Person X: We are doing Agile for past so many years/months but I think it does not work. Me: Oh! is it? What do you mean by doing Agile? Person X: We follow the agile process. Me: What is Agile Process? Person X: We do Standup Meeting, Sprint/Iteration Planning Meeting, Showcase Meeting Me: What are the issues that you face? Person X: There is too much pressure to deliver every iteration/sprint. Every day we have to give status. Also, we have to get estimates from developers and with their estimates project can never be completed.

Over the last few years, I have had this conversation over and over again which makes me think, “Is Agile reduced to just a few ceremonies that needs to be followed dogmatically?” Somewhere in this journey practitioners have started focusing on the rituals and ceremonies and have lost focus on fundamental principles of Agile.

The use of word meeting is noteworthy in the above mentioned conversation.
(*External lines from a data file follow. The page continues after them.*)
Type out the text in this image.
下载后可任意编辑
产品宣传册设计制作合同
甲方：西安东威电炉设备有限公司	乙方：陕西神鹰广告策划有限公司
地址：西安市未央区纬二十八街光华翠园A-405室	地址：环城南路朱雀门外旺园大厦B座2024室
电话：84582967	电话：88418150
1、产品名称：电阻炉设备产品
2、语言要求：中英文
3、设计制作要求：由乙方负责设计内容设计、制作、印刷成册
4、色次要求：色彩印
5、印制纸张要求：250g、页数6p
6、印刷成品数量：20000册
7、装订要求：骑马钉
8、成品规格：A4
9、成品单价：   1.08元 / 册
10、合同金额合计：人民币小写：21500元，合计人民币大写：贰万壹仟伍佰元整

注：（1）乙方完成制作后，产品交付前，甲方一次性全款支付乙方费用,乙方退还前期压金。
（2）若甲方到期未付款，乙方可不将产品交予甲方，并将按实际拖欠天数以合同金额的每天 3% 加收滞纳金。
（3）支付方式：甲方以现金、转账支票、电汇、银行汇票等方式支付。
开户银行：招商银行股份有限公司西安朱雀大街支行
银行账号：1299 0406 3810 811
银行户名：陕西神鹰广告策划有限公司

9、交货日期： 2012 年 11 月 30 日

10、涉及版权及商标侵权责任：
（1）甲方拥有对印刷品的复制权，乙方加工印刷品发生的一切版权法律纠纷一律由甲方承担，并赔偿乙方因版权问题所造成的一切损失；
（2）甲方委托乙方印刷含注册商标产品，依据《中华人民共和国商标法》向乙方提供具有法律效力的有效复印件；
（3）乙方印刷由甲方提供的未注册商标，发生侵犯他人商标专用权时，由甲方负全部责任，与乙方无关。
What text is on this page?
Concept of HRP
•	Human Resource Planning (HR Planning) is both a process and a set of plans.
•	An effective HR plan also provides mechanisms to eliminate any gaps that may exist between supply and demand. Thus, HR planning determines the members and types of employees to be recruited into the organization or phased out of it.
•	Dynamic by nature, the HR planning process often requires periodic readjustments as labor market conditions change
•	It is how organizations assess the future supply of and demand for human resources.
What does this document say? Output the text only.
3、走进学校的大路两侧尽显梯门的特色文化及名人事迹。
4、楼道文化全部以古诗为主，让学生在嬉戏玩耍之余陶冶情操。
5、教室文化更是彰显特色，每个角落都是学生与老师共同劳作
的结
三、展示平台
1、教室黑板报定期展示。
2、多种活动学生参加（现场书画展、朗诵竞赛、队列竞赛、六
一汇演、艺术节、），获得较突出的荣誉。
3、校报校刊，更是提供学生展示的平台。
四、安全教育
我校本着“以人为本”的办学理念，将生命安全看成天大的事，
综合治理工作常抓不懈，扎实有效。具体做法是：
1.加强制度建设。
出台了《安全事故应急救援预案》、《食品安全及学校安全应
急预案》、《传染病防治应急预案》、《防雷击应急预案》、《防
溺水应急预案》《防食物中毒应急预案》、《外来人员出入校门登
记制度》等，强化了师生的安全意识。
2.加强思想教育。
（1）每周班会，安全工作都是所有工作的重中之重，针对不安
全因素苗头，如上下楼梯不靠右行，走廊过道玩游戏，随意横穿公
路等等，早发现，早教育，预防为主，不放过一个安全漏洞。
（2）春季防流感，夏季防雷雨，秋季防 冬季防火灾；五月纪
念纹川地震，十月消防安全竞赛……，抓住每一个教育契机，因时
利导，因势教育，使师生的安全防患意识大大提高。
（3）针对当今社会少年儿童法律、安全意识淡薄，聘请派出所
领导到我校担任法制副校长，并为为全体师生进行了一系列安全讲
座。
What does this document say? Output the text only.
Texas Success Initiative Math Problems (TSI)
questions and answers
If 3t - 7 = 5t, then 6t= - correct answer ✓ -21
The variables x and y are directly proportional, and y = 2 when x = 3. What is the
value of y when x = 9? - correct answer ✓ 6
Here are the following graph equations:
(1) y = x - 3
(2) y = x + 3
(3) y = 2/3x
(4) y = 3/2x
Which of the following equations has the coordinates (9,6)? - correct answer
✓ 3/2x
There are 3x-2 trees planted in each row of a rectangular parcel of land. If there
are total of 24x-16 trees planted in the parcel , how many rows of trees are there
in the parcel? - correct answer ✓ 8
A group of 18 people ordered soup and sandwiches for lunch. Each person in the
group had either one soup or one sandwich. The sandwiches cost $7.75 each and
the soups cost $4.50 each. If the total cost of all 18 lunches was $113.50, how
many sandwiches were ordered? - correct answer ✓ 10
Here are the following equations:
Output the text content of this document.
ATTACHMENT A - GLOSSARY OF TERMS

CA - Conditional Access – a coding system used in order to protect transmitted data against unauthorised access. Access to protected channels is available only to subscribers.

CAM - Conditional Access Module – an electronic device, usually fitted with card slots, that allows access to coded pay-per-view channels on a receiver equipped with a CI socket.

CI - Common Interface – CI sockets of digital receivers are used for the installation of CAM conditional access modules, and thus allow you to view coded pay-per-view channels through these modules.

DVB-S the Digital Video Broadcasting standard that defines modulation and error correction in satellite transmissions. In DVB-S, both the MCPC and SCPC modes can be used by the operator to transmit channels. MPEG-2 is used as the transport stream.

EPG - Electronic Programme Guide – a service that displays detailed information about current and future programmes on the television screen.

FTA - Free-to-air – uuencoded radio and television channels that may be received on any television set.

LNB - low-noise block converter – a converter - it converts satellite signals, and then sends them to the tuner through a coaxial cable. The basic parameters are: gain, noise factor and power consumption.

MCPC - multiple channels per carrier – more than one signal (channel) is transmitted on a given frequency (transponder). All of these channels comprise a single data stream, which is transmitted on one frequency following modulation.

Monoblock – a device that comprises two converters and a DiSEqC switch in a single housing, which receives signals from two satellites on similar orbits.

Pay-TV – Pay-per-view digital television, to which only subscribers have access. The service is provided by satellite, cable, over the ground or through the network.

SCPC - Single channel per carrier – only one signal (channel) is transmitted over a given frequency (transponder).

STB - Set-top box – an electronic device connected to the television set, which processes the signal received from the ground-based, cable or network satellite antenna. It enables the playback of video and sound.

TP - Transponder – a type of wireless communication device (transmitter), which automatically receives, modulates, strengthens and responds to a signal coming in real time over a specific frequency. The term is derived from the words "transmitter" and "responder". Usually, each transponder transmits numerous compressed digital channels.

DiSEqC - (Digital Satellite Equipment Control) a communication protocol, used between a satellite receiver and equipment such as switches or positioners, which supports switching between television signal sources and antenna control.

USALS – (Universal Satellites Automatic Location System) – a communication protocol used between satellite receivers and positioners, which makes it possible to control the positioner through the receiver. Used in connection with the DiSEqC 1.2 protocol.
Standup and Showcase were thought of as not being meetings but over a period of time they have turned into classical meetings. I came across co-located teams that spends an hour everyday in a room for the so called standup meeting. Well, the idea behind standup is to make sure that the entire team understands, what each of the team member is doing and the road blocks that they are facing. There could be multiple mechanisms to achieve this and standup was supposed to be one such mechanism. Similarly, showcases are used as a mechanism to report status to the project manager and the team is supposed to answer the key question, “Will we get the release on the planned date?” The key objective of the showcase, to get the stakeholders’ and users’ acceptance and feedback on what has been accomplished, is completely ignored.

Below is a list of the key objective and also what isn’t the objective of each of the Agile rituals

In my experience of running Agile teams, the key to Agile’s success lies not the rituals but in the underlying principles and changing our approach to software engineering. In the zeal to prove that a team is Agile, practitioners are focusing on the rituals and are completely ignoring the fundamental changes to software engineering which includes, structuring of stories/requirements, structure of the code base, effective automation testing, CI/CD. Unless, the practitioners start focusing on the fundamental principles and software engineering, Agile will turn into yet another process that just does not solve the real problem of not being able to deliver quality software that meets user’s expectations.